Healthy Body

What To Do With Leftover or Expired Medications—Because You Shouldn’t Just Throw Them in the Trash

Photo: Stocksy/Eloisa Ramos
Unless you’re diligent about cleaning out your medicine cabinet, you probably have some old or expired prescription medication hanging around your place. Maybe your doctor gave you a little more than you needed "just in case" or you simply stopped taking it—and then forgot about it entirely. Either way, those leftover medications need to go somewhere—and you may not know how to dispose of your medication properly.

While it’s tempting to just toss the bottle in the trash, experts say that’s a really bad idea. “You never want these to get into the wrong hands,” says Jamie Alan, PhD, PharmD, associate professor of pharmacology and toxicology at Michigan State University. “So many overdoses occur because people will take the wrong medication on accident or children will get into these medications. Disposing of them properly will help decrease the overall risk of accidental ingestion or overdose.”

There’s also the risk that someone will misuse the medication, says Bruce Ruck, PharmD, managing director of the NJ Poison Control Center at Rutgers New Jersey Medical School. “People could take them inappropriately,” he says. Every year, two million people are hospitalized due to drug-related injuries, which include medication errors and overdoses, according to the Centers for Disease Control and Prevention (CDC), so there is a legitimate risk here.

What now? Here’s how to get rid of leftover or prescription medication the right way.

So, what is the best way to dispose of old and expired prescription medication?

The CDC offers up pretty detailed information on how to get rid of these medications. Here are your options:

  • Use a drug take-back program. The CDC says this is the best way to go, if possible. It involves visiting a drug disposal site in your community, which can often be found at select pharmacies and hospitals. You can find a program in your area through the Drug Enforcement Administration’s collection site locator.
  • Read the label. If you can’t visit a drug take-back site, read the label on your medication. It may have special disposal instructions.
  • Mix your medicine with inedible ingredients.
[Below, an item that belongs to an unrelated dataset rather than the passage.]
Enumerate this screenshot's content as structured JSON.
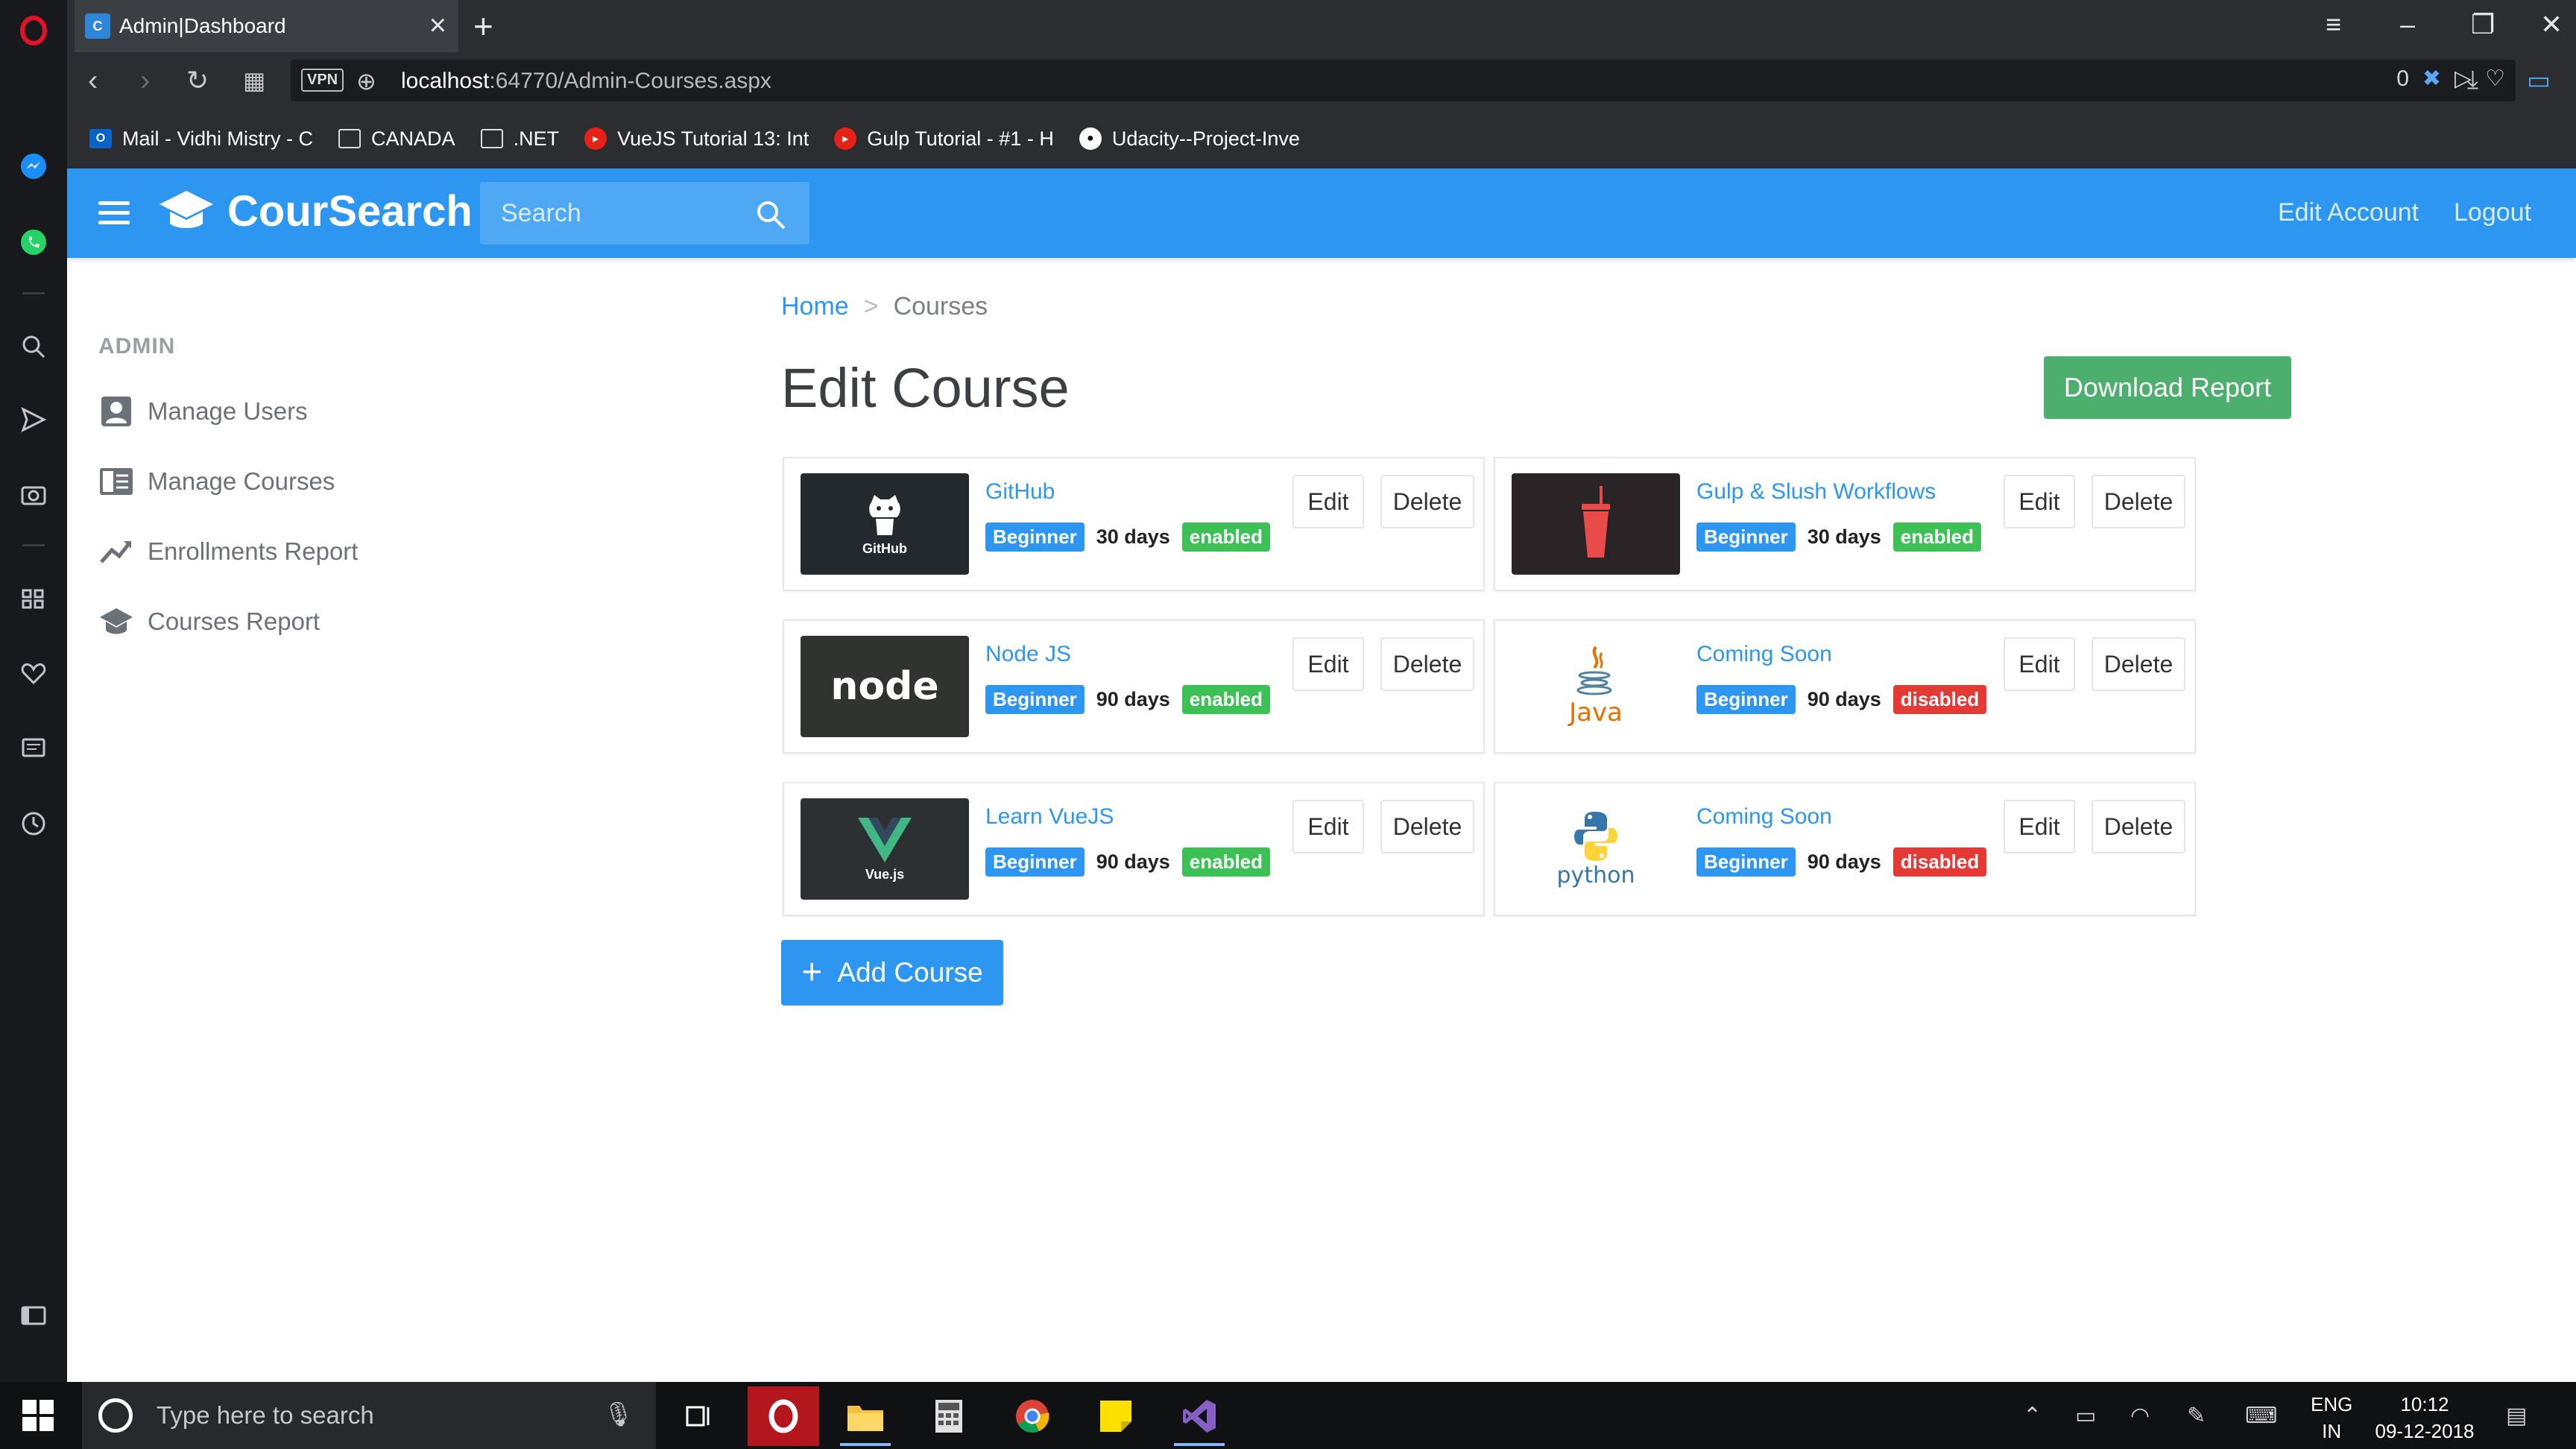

The CDC specifically mentions dirt, cat litter, or used coffee grinds. “Grind the medication up and mix it with these ingredients to prevent a child or adult from getting into it,” Dr. Ruck says. Then, put the mixture in a container like a sealed plastic bag, and throw it in your trash.
  • Scratch out personal information on your prescription bottle. The goal is to make it unreadable to protect your privacy and so that someone couldn’t try to get a refill using your information, Dr. Alan says. Then, dispose of or recycle the bottle.

“Most of these medications getting into the water supply comes from what we secrete from our body.”—Bruce Ruck, PharmD, managing director of the NJ Poison Control Center

What should you avoid doing when it comes to getting rid of medication?

In general, you don’t want to flush prescription medication down the toilet, but Dr. Alan says it “depends on the drug.” There are, in fact, some drugs you can flush, according to the Food and Drug Administration (FDA). Those include things like oxycodone and fentanyl (check out the full list to see if your medication is on it).

Why is it okay to flush these potent drugs? The FDA says that medications on this list are often targeted for misuse and points out that people can die from just one inappropriate dose. So, it’s better to just flush them, rather than risk someone finding them in your trash.

Still, “we try not to flush medication or pour it down the drain whenever possible because of environmental concerns,” Dr. Ruck says. But, he adds, “we have to weigh the risk of that vs. the risk of a child or somebody else getting into these medications.”

Worth noting: flushing won’t contaminate the water supply since “most of these medications getting into the water supply comes from what we secrete from our body,” says Dr. Ruck.

If your medication isn’t on the flush list, you’ll want to refer to the advice above for getting rid of it. And, of course, you don’t want to just toss your old medication in the trash for the reasons we listed above.

How to properly dispose of OTC medication

If you have expired acetaminophen, ibuprofen, or similar over-the-counter medications at home, Dr. Alan recommends that you follow the same rules for disposing of them. “It’s very hard to identify pills by just looking at them, and some look like candy,” she says. Given that “all medications have side effects,” especially if they’re taken at doses higher than prescribed, “the best thing to do is to safely dispose of any and all medications.”